Overall I had a wonderful Thanksgiving weekend! We had some great family time, relaxation, and friend time!
However, I still had those little reminders, no matter how hard I tried to avoid/ignore them.
First on Wednesday night we went out with friends, two couples. One couple with a 1.5 year old and the other with a 6 month old. They don't know about us "trying", so I smiled and kept my game face on, but this is a quick summary. . . .
1. Somehow one of the girls must have misheard something and said Oh my god, you're pregnant, congratulations and then everyone else chimed in. I truly do not know where she got this from, but she heard it in her head. So I spent the next 20 minutes explaining to people that no, I was not pregnant.
2. Another girl kept telling me how she wished she hadn't have waited so long to have a baby and what a joy her baby is.
Again, I am not mad or frustrated with them, they have NO idea that we are trying. In fact, they think we want to wait a while longer (because up until 1.5 years ago, we did and have never told anyone anything different). But it was still a little hard, just because I wanted to have a night of fun, rather than think about all that.
On Thanksgiving day, my brother's girlfriend brought it up. She also has no idea, so no fault, but just something I didn't want to talk about.

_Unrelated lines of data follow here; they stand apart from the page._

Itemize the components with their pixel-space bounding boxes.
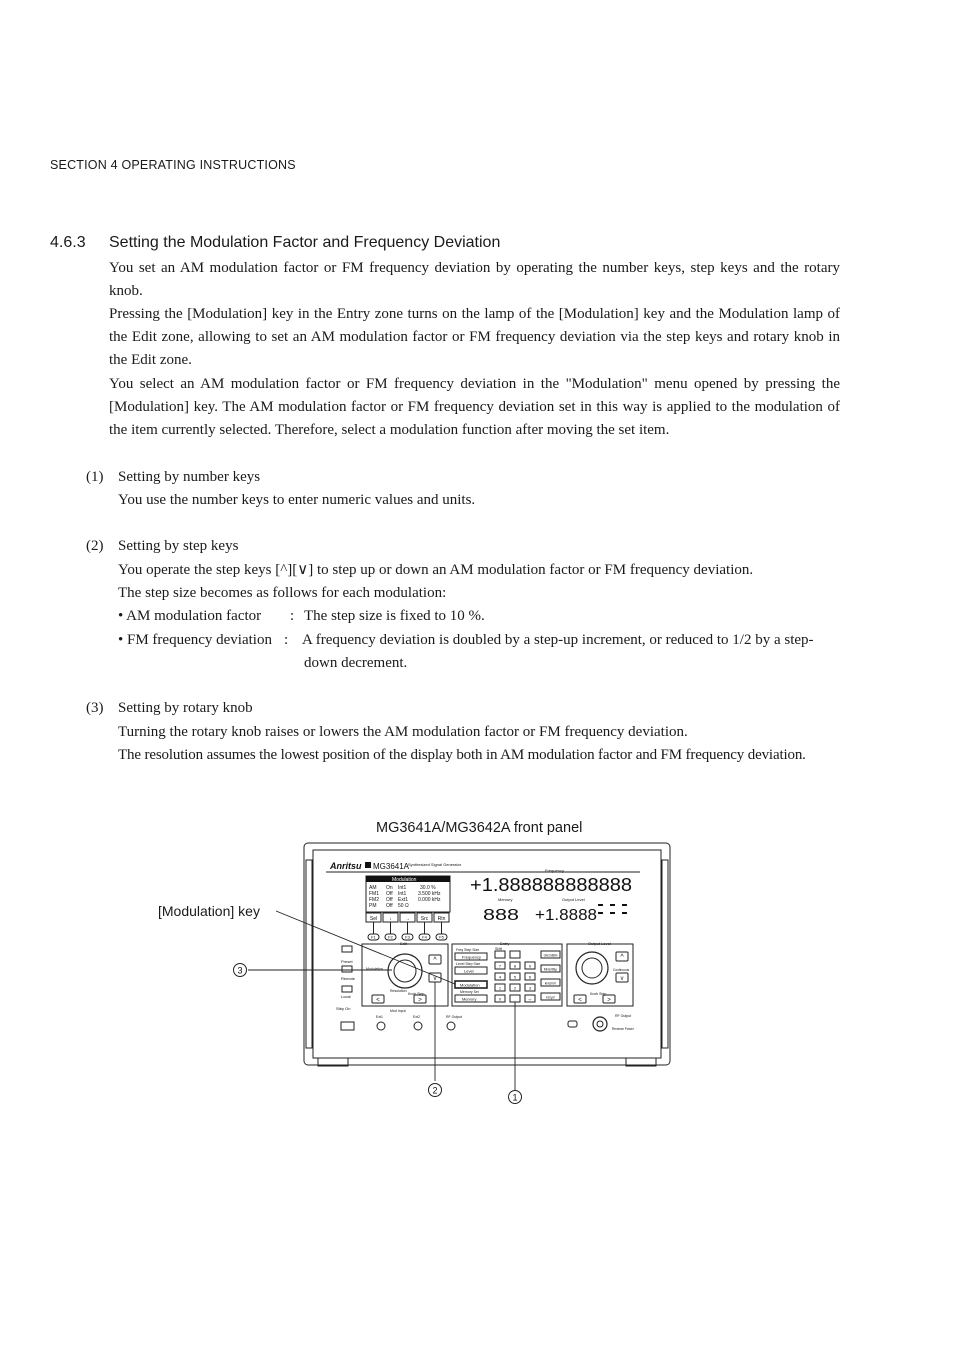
lcd-title: Modulation	[392, 877, 417, 883]
item-3-number: (3)	[86, 700, 104, 716]
lcd-row-am-src: Int1	[398, 885, 407, 891]
chevron-left-icon: <	[376, 997, 380, 1004]
numkey-6-label: 6	[528, 974, 532, 980]
level-step-size-label: Level Step Size	[456, 962, 481, 966]
lcd-row-am-val: 30.0 %	[420, 885, 436, 891]
fkey-3-label: F3	[405, 934, 410, 940]
bullet-am-text: The step size is fixed to 10 %.	[304, 608, 485, 624]
softkey-4-label: Src	[420, 916, 429, 922]
lcd-row-fm2-state: Off	[386, 897, 393, 903]
freq-step-size-label: Freq Step Size	[456, 948, 480, 952]
ext1-label: Ext1	[376, 1015, 384, 1019]
mod-input-label: Mod Input	[390, 1009, 406, 1013]
chevron-right-icon: >	[418, 997, 422, 1004]
unit-indicator	[598, 912, 603, 914]
callout-modulation-key: [Modulation] key	[158, 903, 260, 919]
bullet-fm-sep: :	[284, 632, 289, 648]
edit-knob-step-label: Knob Step	[408, 992, 425, 996]
shift-label: Shift	[495, 947, 503, 951]
level-knob-inner	[582, 958, 602, 978]
continuous-label: Continuous	[613, 968, 630, 972]
fkey-4-label: F4	[422, 934, 427, 940]
mode-key[interactable]	[510, 951, 520, 958]
figure-caption: MG3641A/MG3642A front panel	[376, 820, 583, 836]
item-2-title: Setting by step keys	[118, 538, 239, 554]
intro-paragraph-1: You set an AM modulation factor or FM frequency deviation by operating the number keys, step keys and the rotary knob.	[109, 260, 840, 300]
running-header: SECTION 4 OPERATING INSTRUCTIONS	[50, 158, 296, 172]
bullet-am-sep: :	[290, 608, 295, 624]
item-3-title: Setting by rotary knob	[118, 700, 253, 716]
unitkey-mhz-label: MHz/dBμ	[543, 967, 558, 972]
lcd-row-fm1-name: FM1	[369, 891, 379, 897]
numkey-8-label: 8	[513, 963, 517, 969]
softkey-2-label: ↓	[389, 916, 392, 922]
chevron-down-icon: v	[433, 976, 437, 982]
callout-3-number: 3	[237, 965, 243, 976]
numkey-9-label: 9	[528, 963, 532, 969]
rf-output-connector[interactable]	[593, 1017, 607, 1031]
numkey-3-label: 3	[528, 985, 532, 991]
fkey-5-label: F5	[439, 934, 444, 940]
ext1-connector[interactable]	[377, 1022, 385, 1030]
unit-indicator	[622, 904, 627, 906]
item-2-body-1: You operate the step keys [^][∨] to step up or down an AM modulation factor or FM frequency deviation.	[118, 562, 754, 578]
rf-on-key[interactable]	[568, 1021, 577, 1027]
numkey-sign-label: +/-	[528, 997, 532, 1002]
unitkey-hz-label: Hz/μV	[546, 995, 555, 1000]
item-1-number: (1)	[86, 469, 104, 485]
chevron-left-icon: <	[578, 997, 582, 1004]
output-level-zone-label: Output Level	[588, 941, 611, 946]
item-2-body-2: The step size becomes as follows for each modulation:	[118, 585, 447, 601]
item-3-body-1: Turning the rotary knob raises or lowers the AM modulation factor or FM frequency deviation.	[118, 724, 688, 740]
chevron-right-icon: >	[607, 997, 611, 1004]
remote-label: Remote	[341, 976, 356, 981]
lcd-row-fm2-src: Ext1	[398, 897, 409, 903]
lcd-row-pm-src: 50 Ω	[398, 903, 409, 909]
item-2-number: (2)	[86, 538, 104, 554]
numkey-1-label: 1	[498, 985, 502, 991]
edit-modulation-lamp-label: Modulation	[366, 967, 384, 971]
display-key[interactable]	[342, 946, 352, 952]
aux-output-label: RF Output	[446, 1015, 463, 1019]
callout-2-number: 2	[432, 1085, 438, 1096]
unitkey-khz-label: kHz/mV	[544, 981, 557, 986]
frequency-key-label: Frequency	[462, 954, 481, 960]
bullet-fm-text-2: down decrement.	[304, 655, 408, 671]
intro-paragraph-2: Pressing the [Modulation] key in the Entry zone turns on the lamp of the [Modulation] key and the Modulation lamp of the Edit zone, allowing to set an AM modulation factor or FM frequency deviation via the step keys and rotary knob in the Edit zone.	[109, 306, 840, 369]
shift-key[interactable]	[495, 951, 505, 958]
ext2-label: Ext2	[413, 1015, 421, 1019]
preset-key[interactable]	[342, 966, 352, 972]
rf-output-label: RF Output	[615, 1014, 632, 1018]
left-handle	[306, 860, 312, 1048]
level-key-label: Level	[464, 968, 474, 974]
callout-1-number: 1	[512, 1092, 518, 1103]
frequency-readout: +1.888888888888	[470, 875, 632, 895]
brand-mark	[365, 862, 371, 868]
unitkey-ghz-label: GHz/dBm	[543, 953, 558, 958]
bullet-fm-label: • FM frequency deviation	[118, 632, 272, 648]
subtitle-label: Synthesized Signal Generator	[408, 862, 462, 867]
local-label: Local	[341, 994, 351, 999]
bullet-am-label: • AM modulation factor	[118, 608, 262, 624]
brand-logo: Anritsu	[330, 861, 362, 871]
memory-label: Memory	[498, 897, 513, 902]
modulation-readout: 888	[483, 907, 520, 924]
fkey-1-label: F1	[371, 934, 376, 940]
level-rotary-knob[interactable]	[576, 952, 608, 984]
numkey-0-label: 0	[498, 996, 502, 1002]
output-level-label: Output Level	[562, 897, 585, 902]
unit-indicator	[610, 912, 615, 914]
section-number: 4.6.3	[50, 234, 86, 251]
numkey-5-label: 5	[513, 974, 517, 980]
softkey-3-label: →	[405, 916, 410, 922]
lcd-row-fm2-val: 0.000 kHz	[418, 897, 441, 903]
softkey-5-label: Rtn	[437, 916, 446, 922]
bullet-fm-text-1: A frequency deviation is doubled by a step-up increment, or reduced to 1/2 by a step-	[302, 632, 814, 648]
memory-key-label: Memory	[462, 996, 477, 1002]
stby-label: Stby On	[336, 1006, 351, 1011]
lcd-row-pm-name: PM	[369, 903, 377, 909]
model-label: MG3641A	[373, 862, 410, 871]
lcd-row-fm1-val: 3.500 kHz	[418, 891, 441, 897]
card-slot	[341, 1022, 354, 1030]
intro-paragraph-3: You select an AM modulation factor or FM frequency deviation in the "Modulation" menu opened by pressing the [Modulation] key. The AM modulation factor or FM frequency deviation set in this way is applied to the modulation of the item currently selected. Therefore, select a modulation function after moving the set item.	[109, 376, 840, 439]
rf-output-pin	[597, 1021, 603, 1027]
memory-sel-label: Memory Sel	[460, 990, 479, 994]
fkey-2-label: F2	[388, 934, 393, 940]
item-3-body-2: The resolution assumes the lowest position of the display both in AM modulation factor and FM frequency deviation.	[118, 747, 806, 763]
section-title: Setting the Modulation Factor and Frequency Deviation	[109, 234, 501, 251]
item-1-body: You use the number keys to enter numeric values and units.	[118, 492, 476, 508]
edit-label: Edit	[400, 941, 407, 946]
unit-indicator	[598, 904, 603, 906]
edit-resolution-label: Resolution	[390, 989, 407, 993]
chevron-up-icon: ^	[433, 957, 437, 964]
frequency-label: Frequency	[545, 868, 564, 873]
lcd-row-am-state: On	[386, 885, 393, 891]
lcd-row-fm2-name: FM2	[369, 897, 379, 903]
unit-indicator	[610, 904, 615, 906]
preset-label: Preset	[341, 959, 353, 964]
level-knob-step-label: Knob Step	[590, 992, 607, 996]
softkey-1-label: Sel	[369, 916, 378, 922]
entry-label: Entry	[500, 941, 510, 946]
local-key[interactable]	[342, 986, 352, 992]
numkey-7-label: 7	[498, 963, 502, 969]
unit-indicator	[622, 912, 627, 914]
numkey-dot-label: .	[514, 996, 516, 1002]
item-1-title: Setting by number keys	[118, 469, 261, 485]
lcd-row-fm1-state: Off	[386, 891, 393, 897]
numkey-2-label: 2	[513, 985, 517, 991]
lcd-row-pm-state: Off	[386, 903, 393, 909]
ext2-connector[interactable]	[414, 1022, 422, 1030]
numkey-4-label: 4	[498, 974, 502, 980]
chevron-up-icon: ^	[620, 954, 624, 961]
modulation-key-label: Modulation	[460, 982, 480, 988]
lcd-row-am-name: AM	[369, 885, 377, 891]
level-readout: +1.8888	[535, 907, 598, 924]
reverse-power-label: Reverse Power	[612, 1027, 634, 1031]
aux-connector[interactable]	[447, 1022, 455, 1030]
chevron-down-icon: v	[620, 976, 624, 982]
right-handle	[662, 860, 668, 1048]
lcd-row-fm1-src: Int1	[398, 891, 407, 897]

Today, my best friend's daughter's birthday party. This time no one said anything or made any any remarks to me, but it was a little hard, because when you think of having children you think of their birthdays and Christmas, and Disneyworld. So it was just one more reminder.
I am not in a bad place, but I guess just a little worn down. And it's one more reminder of why I have recently (about a year) become a hermit.
And maybe you are wondering why I have not told so many people. I don't like having to deal with the types of above mentioned comments, but I would rather put my brave face on and laugh through it than have people handle me with kiddie gloves or pity me or make decisions about what I can and can't handle. Also, I feel like if they make these comments and don't know, then I won't be mad at them. BUT if they do know and act like an asshole or be ignorant, then I know my feelings will be hurt and I will be mad at them.
I hope no one has any horror stories from this holiday weekend!